Die geschuldeten AHV-Beiträge können innerhalb von fünf Jahren nachgezahlt werden. Dabei liegt der Minimalbeitrag 2019 bei 482 Franken pro Jahr.

Wird die Frist von fünf Jahren verpasst, so müssen nicht unbedingt Beitragslücken befürchtet werden. Wenn schon vor dem 21. Lebensjahr AHV-Beiträge einbezahlt wurden, so schliesst die Ausgleichskasse mit hilfe dieser Beiträge allfällige Lücken.

Sind Lücken vor 1979 entstanden, gilt Folgendes: Nach 20 Beitragsjahren bekommt man ein Beitragsjahr geschenkt, nach 27 Jahren zwei und nach 34 Beitragsjahren drei Jahre. Bei Bedarf werden auch noch die im Jahr der Pensionierung einbezahlten AHV-Beiträge als Beitragszeit angerechnet. 

 

Preise Pensionsplanung

Die Kosten für eine ausführliche Pensionsplanung variieren je nach Anbieter. Während einige ein fixes Honorar für die Beratung und Finanzplanung verlangen, arbeiten andere Anbieter auf Stundenbasis. Durch Steueroptimierungen und langfristige Planung werden die Kosten in der Regel aber schnell wieder amortisiert. Erfahren Sie mehr zu den Preisen für eine Pensionsberatung auf unserer Kostenseite.       


FAQ zur Pensionsplanung

Was muss ich tun, damit ich meine Rente rechtzeitig bekomme?
Sie müssen den Bezug der Rente drei bis vier Monate vor der Pensionierung bei der für Sie zuständigen AHV-Ausgleichskasse anmelden.

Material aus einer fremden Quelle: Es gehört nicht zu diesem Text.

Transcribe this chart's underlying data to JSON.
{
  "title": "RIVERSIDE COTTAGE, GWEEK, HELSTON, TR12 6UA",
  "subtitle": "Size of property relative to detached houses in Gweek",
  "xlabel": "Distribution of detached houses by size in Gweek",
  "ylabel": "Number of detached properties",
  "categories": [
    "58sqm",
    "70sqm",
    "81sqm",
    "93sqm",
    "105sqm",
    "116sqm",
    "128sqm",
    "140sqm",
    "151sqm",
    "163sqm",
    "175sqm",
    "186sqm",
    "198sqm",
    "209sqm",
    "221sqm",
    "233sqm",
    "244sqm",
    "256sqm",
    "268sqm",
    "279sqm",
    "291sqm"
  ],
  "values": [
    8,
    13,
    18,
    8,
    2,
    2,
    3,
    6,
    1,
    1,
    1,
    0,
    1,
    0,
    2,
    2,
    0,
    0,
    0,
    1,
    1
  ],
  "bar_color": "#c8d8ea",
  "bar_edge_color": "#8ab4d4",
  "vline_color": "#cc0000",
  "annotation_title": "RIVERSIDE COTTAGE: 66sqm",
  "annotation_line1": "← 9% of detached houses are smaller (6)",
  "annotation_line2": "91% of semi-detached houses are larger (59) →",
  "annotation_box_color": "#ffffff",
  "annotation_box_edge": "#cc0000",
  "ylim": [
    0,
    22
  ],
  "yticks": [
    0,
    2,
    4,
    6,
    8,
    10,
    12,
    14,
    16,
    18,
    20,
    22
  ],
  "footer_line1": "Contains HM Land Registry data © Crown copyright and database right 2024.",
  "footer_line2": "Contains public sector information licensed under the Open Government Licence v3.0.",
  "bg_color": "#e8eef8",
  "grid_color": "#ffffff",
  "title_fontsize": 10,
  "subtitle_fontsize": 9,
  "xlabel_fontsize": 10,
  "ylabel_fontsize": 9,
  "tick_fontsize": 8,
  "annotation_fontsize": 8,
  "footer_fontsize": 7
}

Was beinhaltet eine Pensionsplanung?
Um eine langfristig sinnvolle Planung der Vorsorge und Finanzierung nach der Pension zu gewährleisten, werden in der Regel unter anderem diese Faktoren berücksichtigt:
  • Analyse der Einnahmen und Ausgaben in Bezug auf die Situation
  • Definition von Wünschen und Zielen
  • Vergleich der situationsbezogenen Möglichkeiten
  • Erarbeitung eines persönlichen Plans
  • Bei Bedarf weiterführende Betreuung und Beratung im Pensionsalter

Wie hoch sind die Kosten für die Planung der Altersvorsorge?
Für eine ausführliche Planung der Pension variieren die Kosten je nach Anbieter. Durch gezielte Anlagestrategien können Steuern gespart werden und die Kosten für eine langfristige Planung amortisieren sich in der Regel innert kurzer Zeit.

Wie können Einkommenslücken nach der Pensionierung überbrückt werden?
Im Normalfall decken die Leistungen der zweiten und dritten Säule die gewohnten Ausgaben im Erwerbsalter nur zu 60 bis 75%. Die entstandene Einkommenslücke im Pensionsalter muss also meistens aus der privaten Vorsorge (Säule 3) oder aus Ersparnissen und sonstigen Anlagen finanziert werden.

Ist es sinnvoll, die Hypothek mithilfe der Auszahlung der Pensionskasse zu amortisieren?
Die Rückzahlung der Hypothek kann mit dem Altersguthaben finanziert werden. Dadurch sinkt jedoch das Renteneinkommen erheblich.